Around the third inning, a couple of women showed up with about ten kids in tow, ranging in age from about 5 to 9. Each kid had a plastic cup of some particularly noxious-looking red slush. They sat a few rows behind us and watched the game. Then, in the 8th inning, with the Sox down 8-5, I heard the lead mom say, “OK. It’s time to go. Put down your cups [of particularly noxious-looking red stuff] and come along.”

Just as I was about to turn and give the mom the glare I usually reserve for SUV drivers who run red lights while talking to their broker on two phones, I heard a boy pipe up, Oliver-like, “But the game’s not over.”

It wasn’t an exclamation; it was more a combination of clear statement of fact and implied question. “Exactly!” I thought. “That kid gets it.
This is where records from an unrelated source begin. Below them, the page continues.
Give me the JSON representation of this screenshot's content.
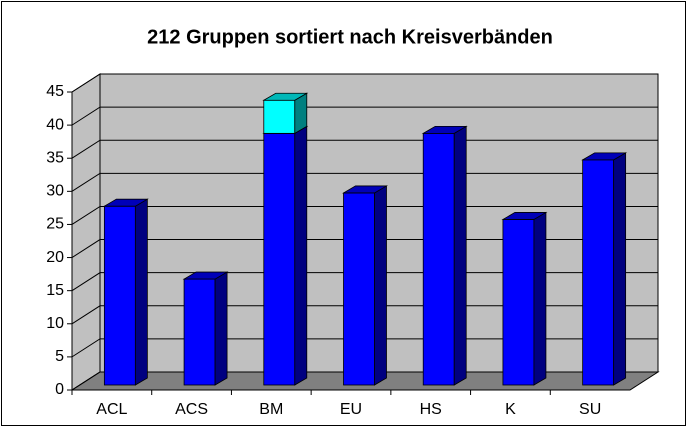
{
  "chart_data": {
    "type": "bar3d_stacked",
    "title": "212 Gruppen sortiert nach Kreisverbänden",
    "categories": [
      "ACL",
      "ACS",
      "BM",
      "EU",
      "HS",
      "K",
      "SU"
    ],
    "series": [
      {
        "color": "#0000ff",
        "values": [
          27,
          16,
          38,
          29,
          38,
          25,
          34
        ]
      },
      {
        "color": "#00ffff",
        "values": [
          0,
          0,
          5,
          0,
          0,
          0,
          0
        ]
      }
    ],
    "ylim": [
      0,
      45
    ],
    "yticks": [
      0,
      5,
      10,
      15,
      20,
      25,
      30,
      35,
      40,
      45
    ],
    "grid": true
  }
}
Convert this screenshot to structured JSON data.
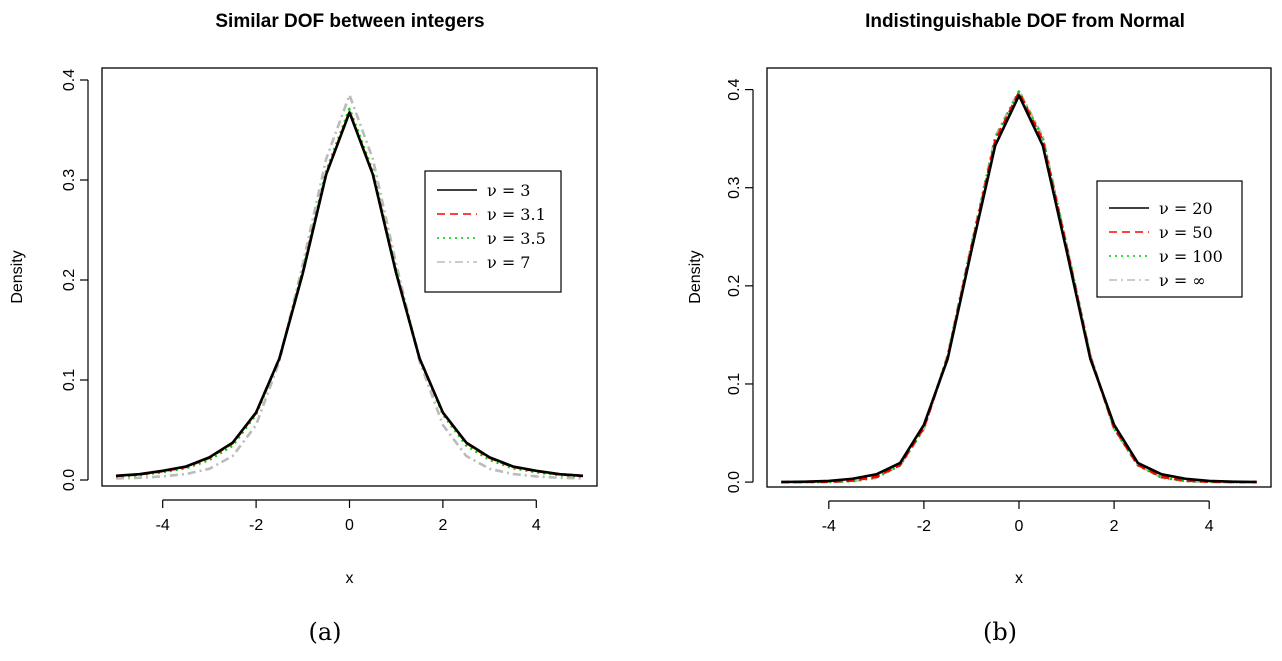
{
  "chart_data": [
    {
      "type": "line",
      "title": "Similar DOF between integers",
      "xlabel": "x",
      "ylabel": "Density",
      "caption": "(a)",
      "xlim": [
        -5,
        5
      ],
      "ylim": [
        0,
        0.4
      ],
      "xticks": [
        -4,
        -2,
        0,
        2,
        4
      ],
      "xtick_labels": [
        "-4",
        "-2",
        "0",
        "2",
        "4"
      ],
      "yticks": [
        0.0,
        0.1,
        0.2,
        0.3,
        0.4
      ],
      "ytick_labels": [
        "0.0",
        "0.1",
        "0.2",
        "0.3",
        "0.4"
      ],
      "grid": false,
      "legend_position": "right",
      "x": [
        -5,
        -4.5,
        -4,
        -3.5,
        -3,
        -2.5,
        -2,
        -1.5,
        -1,
        -0.5,
        0,
        0.5,
        1,
        1.5,
        2,
        2.5,
        3,
        3.5,
        4,
        4.5,
        5
      ],
      "series": [
        {
          "name": "ν = 3",
          "color": "#000000",
          "style": "solid",
          "values": [
            0.0042,
            0.0058,
            0.0092,
            0.0135,
            0.0227,
            0.0374,
            0.0675,
            0.1216,
            0.2067,
            0.3054,
            0.3676,
            0.3054,
            0.2067,
            0.1216,
            0.0675,
            0.0374,
            0.0227,
            0.0135,
            0.0092,
            0.0058,
            0.0042
          ]
        },
        {
          "name": "ν = 3.1",
          "color": "#ff0000",
          "style": "dashed",
          "values": [
            0.0041,
            0.0056,
            0.0089,
            0.0131,
            0.0222,
            0.037,
            0.0672,
            0.1217,
            0.2072,
            0.306,
            0.3682,
            0.306,
            0.2072,
            0.1217,
            0.0672,
            0.037,
            0.0222,
            0.0131,
            0.0089,
            0.0056,
            0.0041
          ]
        },
        {
          "name": "ν = 3.5",
          "color": "#00cc00",
          "style": "dotted",
          "values": [
            0.0035,
            0.005,
            0.0078,
            0.0118,
            0.0201,
            0.0345,
            0.0656,
            0.1218,
            0.2094,
            0.3088,
            0.3712,
            0.3088,
            0.2094,
            0.1218,
            0.0656,
            0.0345,
            0.0201,
            0.0118,
            0.0078,
            0.005,
            0.0035
          ]
        },
        {
          "name": "ν = 7",
          "color": "#bbbbbb",
          "style": "dashdot",
          "values": [
            0.0015,
            0.0022,
            0.0036,
            0.006,
            0.0112,
            0.024,
            0.055,
            0.1187,
            0.216,
            0.321,
            0.385,
            0.321,
            0.216,
            0.1187,
            0.055,
            0.024,
            0.0112,
            0.006,
            0.0036,
            0.0022,
            0.0015
          ]
        }
      ]
    },
    {
      "type": "line",
      "title": "Indistinguishable DOF from Normal",
      "xlabel": "x",
      "ylabel": "Density",
      "caption": "(b)",
      "xlim": [
        -5,
        5
      ],
      "ylim": [
        0,
        0.4
      ],
      "xticks": [
        -4,
        -2,
        0,
        2,
        4
      ],
      "xtick_labels": [
        "-4",
        "-2",
        "0",
        "2",
        "4"
      ],
      "yticks": [
        0.0,
        0.1,
        0.2,
        0.3,
        0.4
      ],
      "ytick_labels": [
        "0.0",
        "0.1",
        "0.2",
        "0.3",
        "0.4"
      ],
      "grid": false,
      "legend_position": "right",
      "x": [
        -5,
        -4.5,
        -4,
        -3.5,
        -3,
        -2.5,
        -2,
        -1.5,
        -1,
        -0.5,
        0,
        0.5,
        1,
        1.5,
        2,
        2.5,
        3,
        3.5,
        4,
        4.5,
        5
      ],
      "series": [
        {
          "name": "ν = 20",
          "color": "#000000",
          "style": "solid",
          "values": [
            0.0001,
            0.0004,
            0.0012,
            0.0034,
            0.0079,
            0.0195,
            0.0584,
            0.1257,
            0.236,
            0.343,
            0.394,
            0.343,
            0.236,
            0.1257,
            0.0584,
            0.0195,
            0.0079,
            0.0034,
            0.0012,
            0.0004,
            0.0001
          ]
        },
        {
          "name": "ν = 50",
          "color": "#ff0000",
          "style": "dashed",
          "values": [
            3e-05,
            0.0001,
            0.0004,
            0.0016,
            0.0054,
            0.0175,
            0.0556,
            0.1272,
            0.2393,
            0.3478,
            0.397,
            0.3478,
            0.2393,
            0.1272,
            0.0556,
            0.0175,
            0.0054,
            0.0016,
            0.0004,
            0.0001,
            3e-05
          ]
        },
        {
          "name": "ν = 100",
          "color": "#00cc00",
          "style": "dotted",
          "values": [
            2e-05,
            0.0001,
            0.0003,
            0.0011,
            0.0047,
            0.017,
            0.0548,
            0.1285,
            0.241,
            0.3505,
            0.3979,
            0.3505,
            0.241,
            0.1285,
            0.0548,
            0.017,
            0.0047,
            0.0011,
            0.0003,
            0.0001,
            2e-05
          ]
        },
        {
          "name": "ν = ∞",
          "color": "#bbbbbb",
          "style": "dashdot",
          "values": [
            1.5e-06,
            1.6e-05,
            0.0001,
            0.0009,
            0.0044,
            0.0175,
            0.054,
            0.1295,
            0.242,
            0.3521,
            0.3989,
            0.3521,
            0.242,
            0.1295,
            0.054,
            0.0175,
            0.0044,
            0.0009,
            0.0001,
            1.6e-05,
            1.5e-06
          ]
        }
      ]
    }
  ]
}
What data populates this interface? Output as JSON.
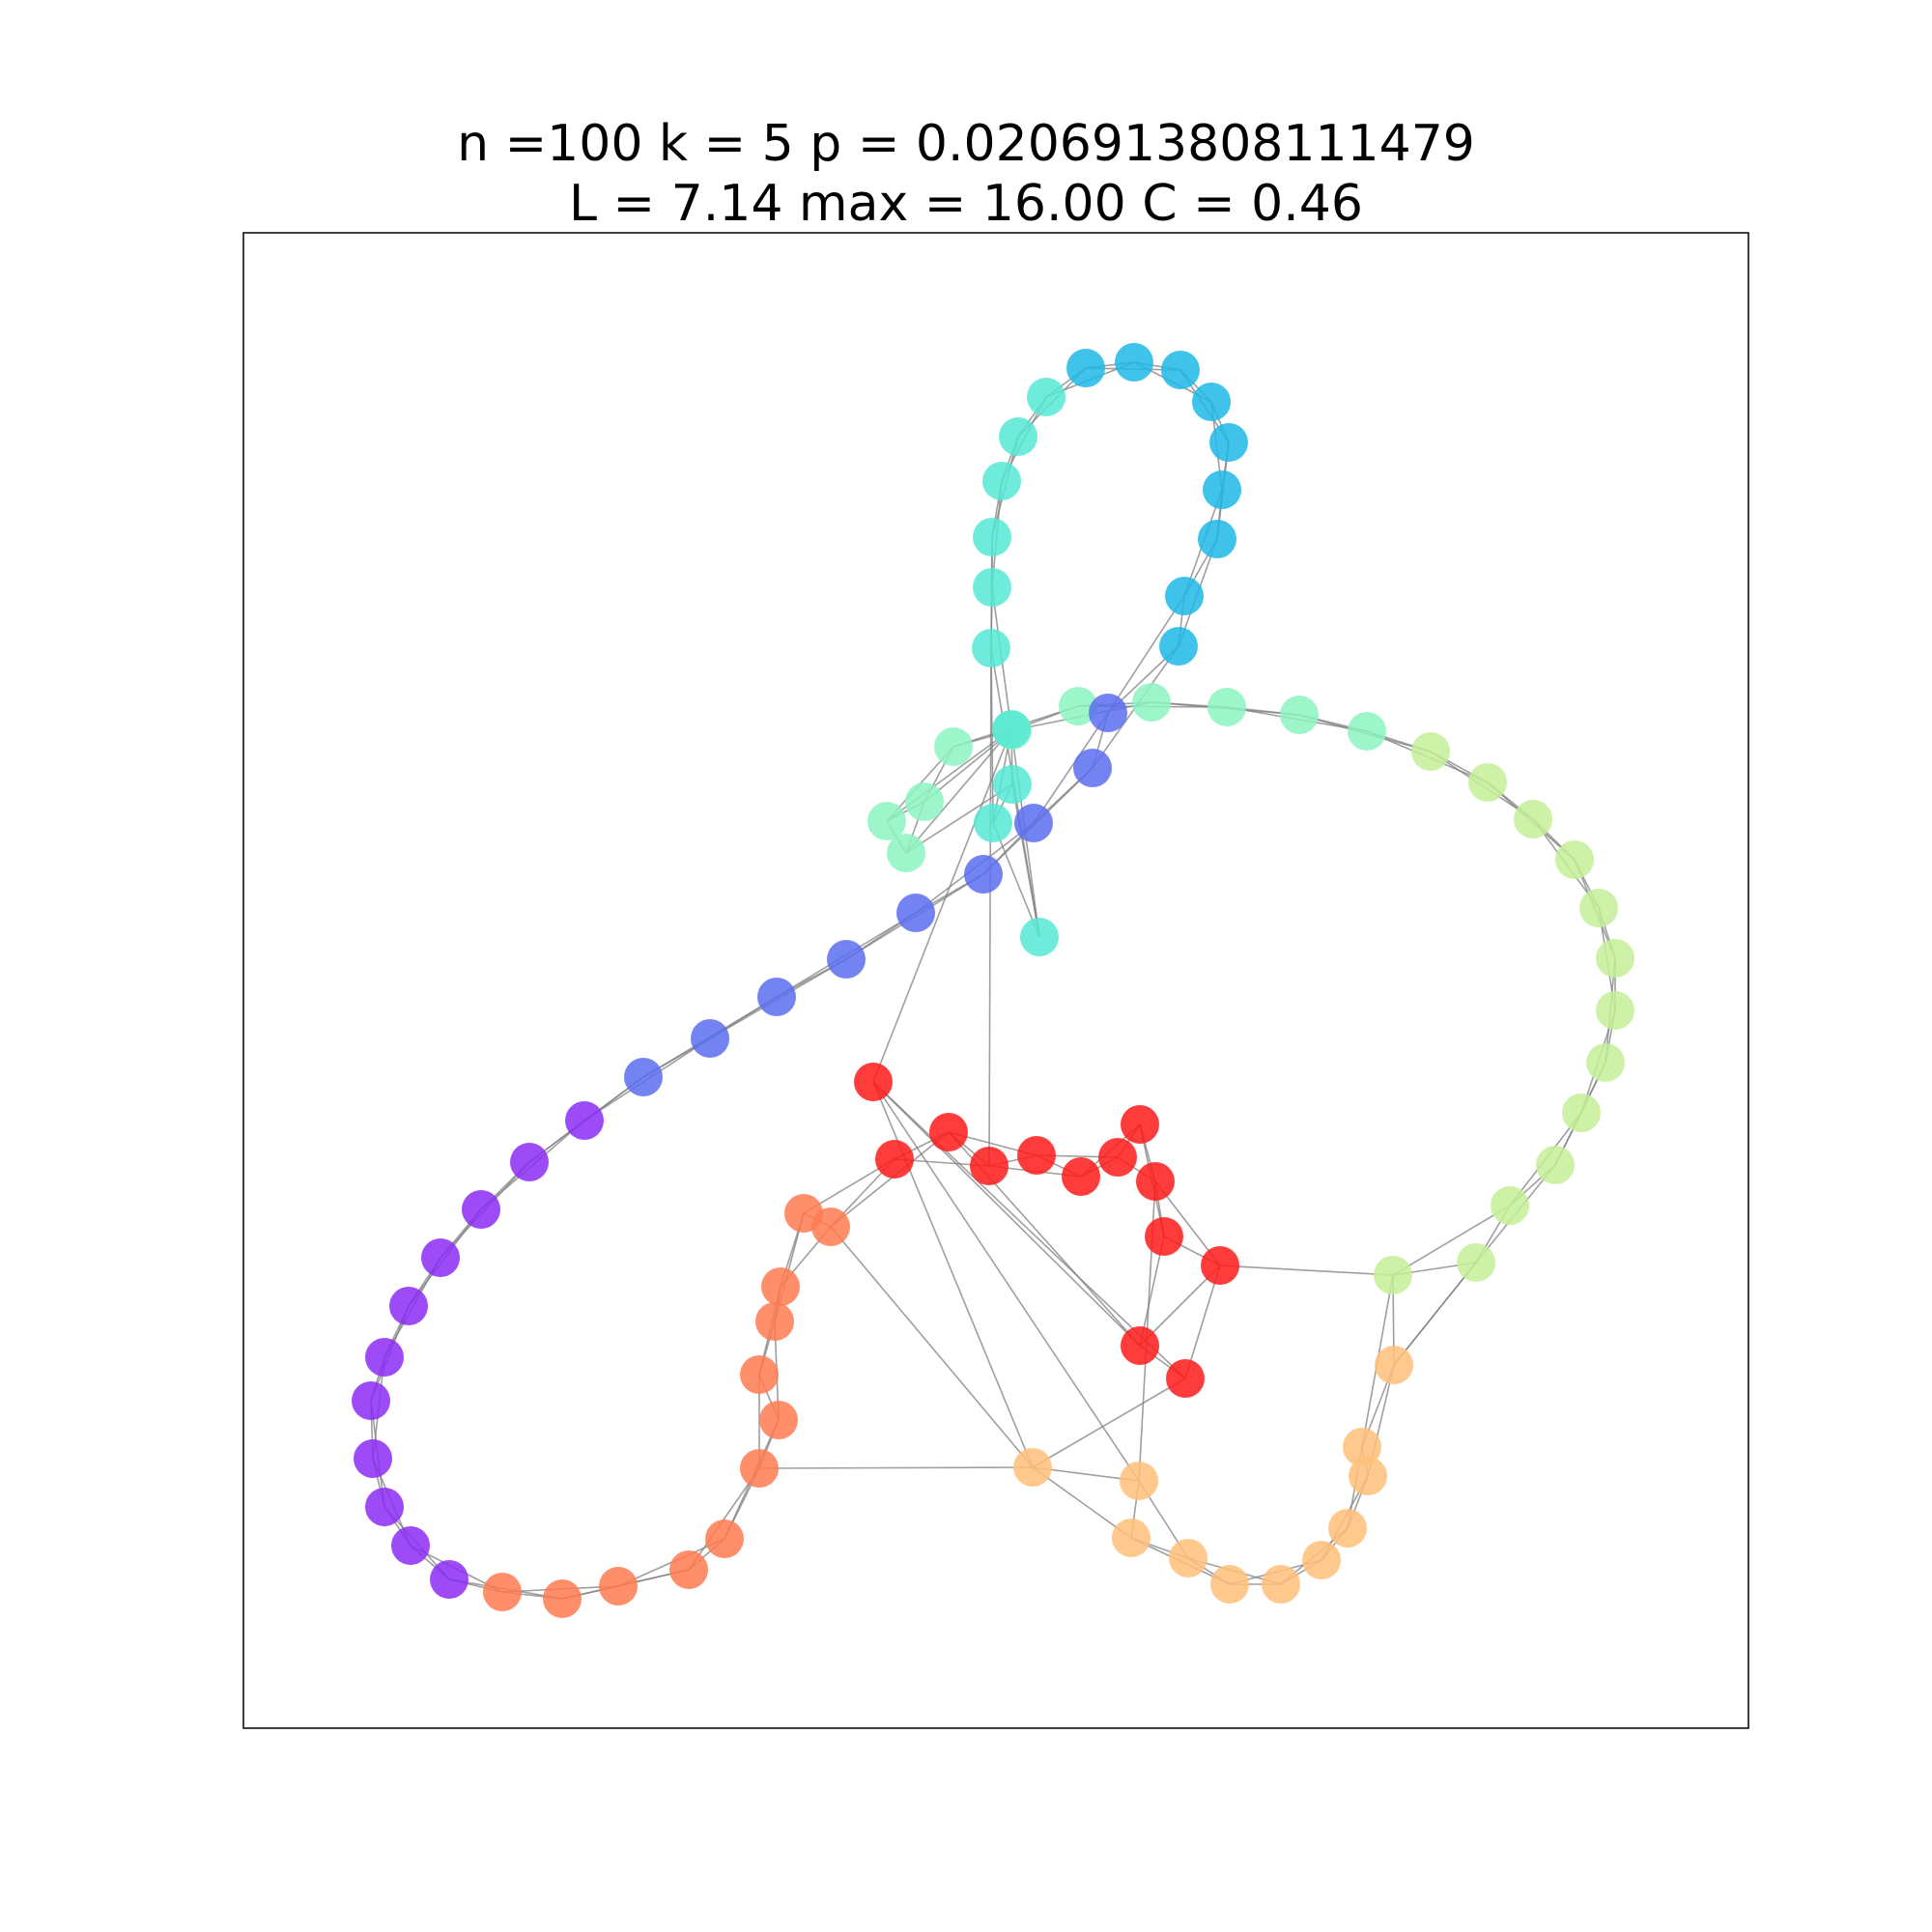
{
  "title_line1": "n =100 k = 5 p = 0.0206913808111479",
  "title_line2": "L = 7.14 max = 16.00 C = 0.46",
  "graph": {
    "n": 100,
    "k": 5,
    "p": 0.0206913808111479,
    "L": 7.14,
    "max": 16.0,
    "C": 0.46,
    "colors": {
      "purple": "#8b2cf5",
      "blue": "#5a6ff0",
      "sky": "#1fb8e6",
      "turquoise": "#55e8d4",
      "mint": "#8cf5c0",
      "lime": "#c4ef96",
      "sand": "#ffc07a",
      "coral": "#ff7a50",
      "red": "#ff1a1a"
    }
  }
}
That kid is going to go far. Reserve the Oval Office, because I’m ready to vote for that straight-talking kid as soon as he hits 35.”

But the kid might as well have been Helen Thomas in the briefing room, the way the mom Ari-Fleischered him. She ignored him. He might as well have spoken in Ancient Assyrian. She didn’t even pretend there was a legitimate answer to his statement. The kids filed out, the Sox tied the game, then won it, and everyone got back to Rolling Forest Meadowsville Park Hills half an hour earlier.

My only hope is that the boy’s clarity of thought, his sharpness of understanding, are not damaged in coming years by his mother’s obvious lack of same. I have little hope, though. We all know that the sins of the fathers have a habit of redounding unto the seventh generation; can the sins of the mothers be any less malevolent?

Original comments…

Toby: My only hope is that word of this post doesn’t get back to the mom, who, in turn, sues Levi for the emotional pain it has inflicted on her.

Jason: Levi could always countersue her for the emotional pain *he* had to suffer because she took her kids home early.

He could even try pinning child endangerment on her, as well.

Becky S: Sheesh, what kind of values are people teaching their kids these days? My brother once dumped a woman because she wanted to leave a Phillies game during extra innings. He’s gonna make a great dad!

Levi: Should I have called DCFS? I don’t have a phone, but I bet I could have borrowed one for the sake of the child.